Can a person with vertigo drive?

A fellow caregiver asked...

My mother-in-law insists on driving, but she's been having bouts of vertigo, one of which had her collapse in front of her house. She still works as an appraiser part-time and says she needs her car to visit properties and if she stops driving then she has no income. She also says that I exaggerate her health problems. I don't know how you can exaggerate collapsing in front of your home! My husband refuses to start a fight with her, but she's gonna cause an accident one day. How do I get through to her?

Expert Answer

Elizabeth Dugan, a Fellow of the Gerontology Institute, University of Massachusetts Boston, is the author of Driving Dilemma: The Complete Resource Guide for Older Drivers and Their Families.

I would really encourage her to talk to her doctor about the vertigo. It may be quite treatable. But if it continues or gets worse she has to worry about falls, causing an at-fault crash, or some other serious injury.

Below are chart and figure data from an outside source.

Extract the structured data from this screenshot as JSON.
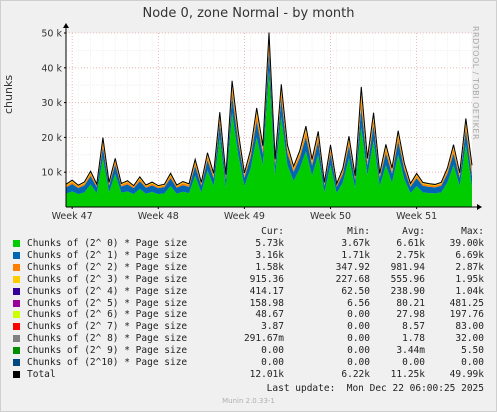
{
  "title": "Node 0, zone Normal - by month",
  "watermark": "RRDTOOL / TOBI OETIKER",
  "footer": "Munin 2.0.33-1",
  "last_update": "Last update:  Mon Dec 22 06:00:25 2025",
  "legend": {
    "headers": [
      "Cur:",
      "Min:",
      "Avg:",
      "Max:"
    ],
    "rows": [
      {
        "name": "Chunks of (2^ 0) * Page size",
        "color": "#00cc00",
        "cur": "5.73k",
        "min": "3.67k",
        "avg": "6.61k",
        "max": "39.00k"
      },
      {
        "name": "Chunks of (2^ 1) * Page size",
        "color": "#0066b3",
        "cur": "3.16k",
        "min": "1.71k",
        "avg": "2.75k",
        "max": "6.69k"
      },
      {
        "name": "Chunks of (2^ 2) * Page size",
        "color": "#ff8000",
        "cur": "1.58k",
        "min": "347.92",
        "avg": "981.94",
        "max": "2.87k"
      },
      {
        "name": "Chunks of (2^ 3) * Page size",
        "color": "#ffcc00",
        "cur": "915.36",
        "min": "227.68",
        "avg": "555.96",
        "max": "1.95k"
      },
      {
        "name": "Chunks of (2^ 4) * Page size",
        "color": "#330099",
        "cur": "414.17",
        "min": "62.50",
        "avg": "238.90",
        "max": "1.04k"
      },
      {
        "name": "Chunks of (2^ 5) * Page size",
        "color": "#990099",
        "cur": "158.98",
        "min": "6.56",
        "avg": "80.21",
        "max": "481.25"
      },
      {
        "name": "Chunks of (2^ 6) * Page size",
        "color": "#ccff00",
        "cur": "48.67",
        "min": "0.00",
        "avg": "27.98",
        "max": "197.76"
      },
      {
        "name": "Chunks of (2^ 7) * Page size",
        "color": "#ff0000",
        "cur": "3.87",
        "min": "0.00",
        "avg": "8.57",
        "max": "83.00"
      },
      {
        "name": "Chunks of (2^ 8) * Page size",
        "color": "#808080",
        "cur": "291.67m",
        "min": "0.00",
        "avg": "1.78",
        "max": "32.00"
      },
      {
        "name": "Chunks of (2^ 9) * Page size",
        "color": "#008f00",
        "cur": "0.00",
        "min": "0.00",
        "avg": "3.44m",
        "max": "5.50"
      },
      {
        "name": "Chunks of (2^10) * Page size",
        "color": "#00487d",
        "cur": "0.00",
        "min": "0.00",
        "avg": "0.00",
        "max": "0.00"
      },
      {
        "name": "Total",
        "color": "#000000",
        "cur": "12.01k",
        "min": "6.22k",
        "avg": "11.25k",
        "max": "49.99k"
      }
    ]
  },
  "chart_data": {
    "type": "area",
    "title": "Node 0, zone Normal - by month",
    "ylabel": "chunks",
    "ylim": [
      0,
      50000
    ],
    "ytick_values": [
      10000,
      20000,
      30000,
      40000,
      50000
    ],
    "ytick_labels": [
      "10 k",
      "20 k",
      "30 k",
      "40 k",
      "50 k"
    ],
    "xtick_labels": [
      "Week 47",
      "Week 48",
      "Week 49",
      "Week 50",
      "Week 51"
    ],
    "xtick_positions": [
      0.5,
      7.5,
      14.5,
      21.5,
      28.5
    ],
    "grid": true,
    "stacked": true,
    "x_days": [
      0,
      0.5,
      1,
      1.5,
      2,
      2.5,
      3,
      3.5,
      4,
      4.5,
      5,
      5.5,
      6,
      6.5,
      7,
      7.5,
      8,
      8.5,
      9,
      9.5,
      10,
      10.5,
      11,
      11.5,
      12,
      12.5,
      13,
      13.5,
      14,
      14.5,
      15,
      15.5,
      16,
      16.5,
      17,
      17.5,
      18,
      18.5,
      19,
      19.5,
      20,
      20.5,
      21,
      21.5,
      22,
      22.5,
      23,
      23.5,
      24,
      24.5,
      25,
      25.5,
      26,
      26.5,
      27,
      27.5,
      28,
      28.5,
      29,
      29.5,
      30,
      30.5,
      31,
      31.5,
      32,
      32.5,
      33
    ],
    "series": [
      {
        "name": "Chunks of (2^ 0) * Page size",
        "color": "#00cc00",
        "values": [
          3800,
          4500,
          3700,
          4200,
          6500,
          3900,
          14000,
          4200,
          9500,
          4100,
          4500,
          3700,
          5200,
          3800,
          4300,
          3700,
          3900,
          6000,
          3800,
          4400,
          4000,
          9000,
          4200,
          10500,
          6000,
          20000,
          5500,
          27000,
          15000,
          6000,
          11000,
          20000,
          12000,
          39000,
          9000,
          26000,
          12000,
          7500,
          11000,
          16000,
          9000,
          15000,
          4200,
          12000,
          4000,
          7000,
          14000,
          5500,
          23000,
          9000,
          19000,
          6000,
          12000,
          7000,
          15000,
          8000,
          4000,
          6000,
          4200,
          4000,
          3900,
          4200,
          7000,
          12000,
          6000,
          18000,
          5730
        ]
      },
      {
        "name": "Chunks of (2^ 1) * Page size",
        "color": "#0066b3",
        "values": [
          1800,
          2100,
          1750,
          2000,
          2400,
          1800,
          3200,
          1900,
          2700,
          1800,
          2000,
          1720,
          2200,
          1750,
          1900,
          1720,
          1800,
          2300,
          1750,
          1900,
          1800,
          2800,
          1900,
          3000,
          2300,
          4200,
          2400,
          5200,
          3800,
          2400,
          3200,
          4800,
          3300,
          6000,
          2900,
          5200,
          3400,
          2600,
          3100,
          4200,
          2900,
          3900,
          1900,
          3400,
          1800,
          2500,
          3700,
          2200,
          5800,
          3000,
          4600,
          2300,
          3500,
          2600,
          4000,
          2800,
          1800,
          2300,
          1900,
          1800,
          1750,
          1900,
          2600,
          3400,
          2400,
          4200,
          3160
        ]
      },
      {
        "name": "Chunks of (2^ 2) * Page size",
        "color": "#ff8000",
        "values": [
          500,
          600,
          450,
          550,
          700,
          480,
          1300,
          520,
          900,
          480,
          560,
          400,
          650,
          430,
          520,
          400,
          460,
          700,
          420,
          550,
          470,
          950,
          520,
          1050,
          700,
          1500,
          720,
          2000,
          1400,
          700,
          1100,
          1800,
          1150,
          2500,
          900,
          2000,
          1200,
          800,
          1050,
          1500,
          900,
          1400,
          520,
          1200,
          480,
          800,
          1300,
          650,
          2400,
          1000,
          1700,
          680,
          1250,
          800,
          1450,
          880,
          500,
          680,
          520,
          480,
          450,
          520,
          800,
          1250,
          720,
          1600,
          1580
        ]
      },
      {
        "name": "Chunks of (2^ 3) * Page size",
        "color": "#ffcc00",
        "values": [
          300,
          350,
          260,
          320,
          420,
          280,
          800,
          300,
          520,
          280,
          330,
          240,
          380,
          250,
          300,
          240,
          270,
          420,
          250,
          320,
          280,
          560,
          300,
          620,
          420,
          900,
          430,
          1200,
          850,
          420,
          650,
          1100,
          680,
          1500,
          540,
          1200,
          720,
          480,
          620,
          900,
          540,
          850,
          310,
          720,
          290,
          480,
          780,
          390,
          1700,
          600,
          1050,
          410,
          750,
          480,
          870,
          530,
          300,
          410,
          310,
          290,
          270,
          310,
          480,
          750,
          430,
          960,
          915
        ]
      },
      {
        "name": "Chunks of (2^ 4) * Page size",
        "color": "#330099",
        "values": [
          100,
          130,
          80,
          110,
          180,
          90,
          400,
          110,
          230,
          90,
          120,
          70,
          160,
          80,
          110,
          70,
          90,
          180,
          80,
          120,
          95,
          250,
          110,
          280,
          180,
          420,
          190,
          560,
          390,
          180,
          290,
          500,
          310,
          700,
          240,
          560,
          330,
          210,
          280,
          420,
          240,
          390,
          115,
          330,
          105,
          210,
          360,
          170,
          900,
          270,
          490,
          180,
          340,
          210,
          400,
          240,
          110,
          180,
          115,
          105,
          95,
          115,
          210,
          340,
          190,
          440,
          414
        ]
      },
      {
        "name": "Chunks of (2^ 5) * Page size",
        "color": "#990099",
        "values": [
          20,
          30,
          10,
          25,
          55,
          15,
          150,
          25,
          75,
          15,
          30,
          8,
          45,
          12,
          25,
          8,
          18,
          55,
          12,
          30,
          20,
          80,
          25,
          95,
          55,
          150,
          60,
          200,
          135,
          55,
          95,
          180,
          100,
          260,
          75,
          200,
          110,
          65,
          90,
          150,
          75,
          135,
          25,
          110,
          22,
          65,
          125,
          50,
          420,
          85,
          175,
          55,
          115,
          65,
          140,
          75,
          22,
          55,
          25,
          22,
          18,
          25,
          65,
          115,
          60,
          160,
          159
        ]
      },
      {
        "name": "Chunks of (2^ 6) * Page size",
        "color": "#ccff00",
        "values": [
          5,
          8,
          0,
          6,
          15,
          2,
          60,
          6,
          25,
          2,
          8,
          0,
          12,
          0,
          6,
          0,
          3,
          15,
          0,
          8,
          4,
          28,
          6,
          32,
          15,
          55,
          18,
          75,
          50,
          15,
          32,
          65,
          35,
          110,
          25,
          75,
          38,
          20,
          30,
          55,
          25,
          50,
          6,
          38,
          5,
          20,
          45,
          14,
          190,
          28,
          62,
          15,
          40,
          20,
          50,
          25,
          5,
          15,
          6,
          5,
          3,
          6,
          20,
          40,
          18,
          58,
          49
        ]
      },
      {
        "name": "Chunks of (2^ 7) * Page size",
        "color": "#ff0000",
        "values": [
          0,
          2,
          0,
          1,
          4,
          0,
          20,
          1,
          8,
          0,
          2,
          0,
          3,
          0,
          1,
          0,
          0,
          4,
          0,
          2,
          1,
          9,
          1,
          10,
          4,
          18,
          5,
          25,
          16,
          4,
          10,
          22,
          11,
          40,
          8,
          25,
          12,
          6,
          9,
          18,
          8,
          16,
          1,
          12,
          1,
          6,
          14,
          4,
          80,
          9,
          20,
          4,
          13,
          6,
          16,
          8,
          1,
          4,
          1,
          1,
          0,
          1,
          6,
          13,
          5,
          19,
          4
        ]
      },
      {
        "name": "Chunks of (2^ 8) * Page size",
        "color": "#808080",
        "values": [
          0,
          0,
          0,
          0,
          1,
          0,
          6,
          0,
          2,
          0,
          0,
          0,
          1,
          0,
          0,
          0,
          0,
          1,
          0,
          0,
          0,
          2,
          0,
          3,
          1,
          5,
          1,
          8,
          4,
          1,
          3,
          6,
          3,
          12,
          2,
          8,
          3,
          1,
          2,
          5,
          2,
          4,
          0,
          3,
          0,
          1,
          4,
          1,
          30,
          2,
          6,
          1,
          3,
          1,
          4,
          2,
          0,
          1,
          0,
          0,
          0,
          0,
          1,
          3,
          1,
          5,
          0.29
        ]
      },
      {
        "name": "Chunks of (2^ 9) * Page size",
        "color": "#008f00",
        "values": [
          0,
          0,
          0,
          0,
          0,
          0,
          0,
          0,
          0,
          0,
          0,
          0,
          0,
          0,
          0,
          0,
          0,
          0,
          0,
          0,
          0,
          0,
          0,
          0,
          0,
          0,
          0,
          0,
          0,
          0,
          0,
          0,
          0,
          0,
          0,
          0,
          0,
          0,
          0,
          0,
          0,
          0,
          0,
          0,
          0,
          0,
          0,
          0,
          5,
          0,
          0,
          0,
          0,
          0,
          0,
          0,
          0,
          0,
          0,
          0,
          0,
          0,
          0,
          0,
          0,
          0,
          0
        ]
      },
      {
        "name": "Chunks of (2^10) * Page size",
        "color": "#00487d",
        "values": [
          0,
          0,
          0,
          0,
          0,
          0,
          0,
          0,
          0,
          0,
          0,
          0,
          0,
          0,
          0,
          0,
          0,
          0,
          0,
          0,
          0,
          0,
          0,
          0,
          0,
          0,
          0,
          0,
          0,
          0,
          0,
          0,
          0,
          0,
          0,
          0,
          0,
          0,
          0,
          0,
          0,
          0,
          0,
          0,
          0,
          0,
          0,
          0,
          0,
          0,
          0,
          0,
          0,
          0,
          0,
          0,
          0,
          0,
          0,
          0,
          0,
          0,
          0,
          0,
          0,
          0,
          0
        ]
      }
    ],
    "total_series": {
      "name": "Total",
      "color": "#000000"
    }
  }
}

And I hear your frustration with your mother-in-law and husband for dismissing your concern. Vertigo (feeling like the world is spinning around you) may be something that has to be reported to the state licensing authority. Check the state-by-state guide to see what the requirements are for her state.

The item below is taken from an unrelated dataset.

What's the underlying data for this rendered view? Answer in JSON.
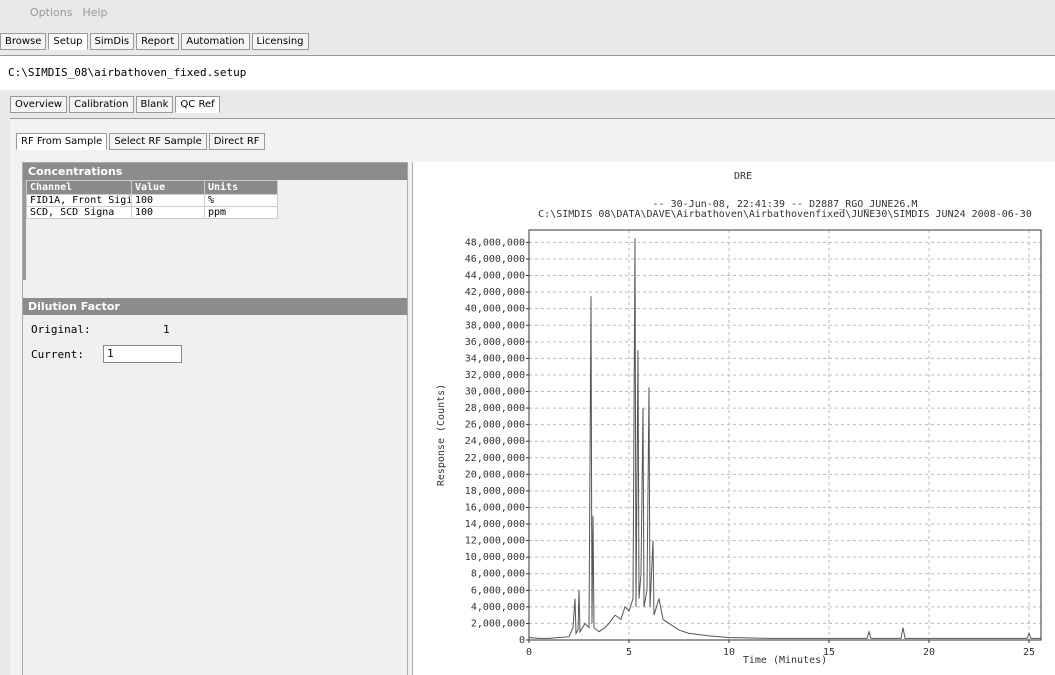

Instead of trying to persuade her, take a step back. You may want to try to discuss how she views her fitness to drive. I understand she relies on her car for her independence and income. Most of us do. But we are all apt to face a day when we have to transition from the driver's seat to the passenger's seat. No one looks forward to it. Has she any idea how she will know if she is no longer safe to drive? Raising family awareness about driving fitness may be a solid first step.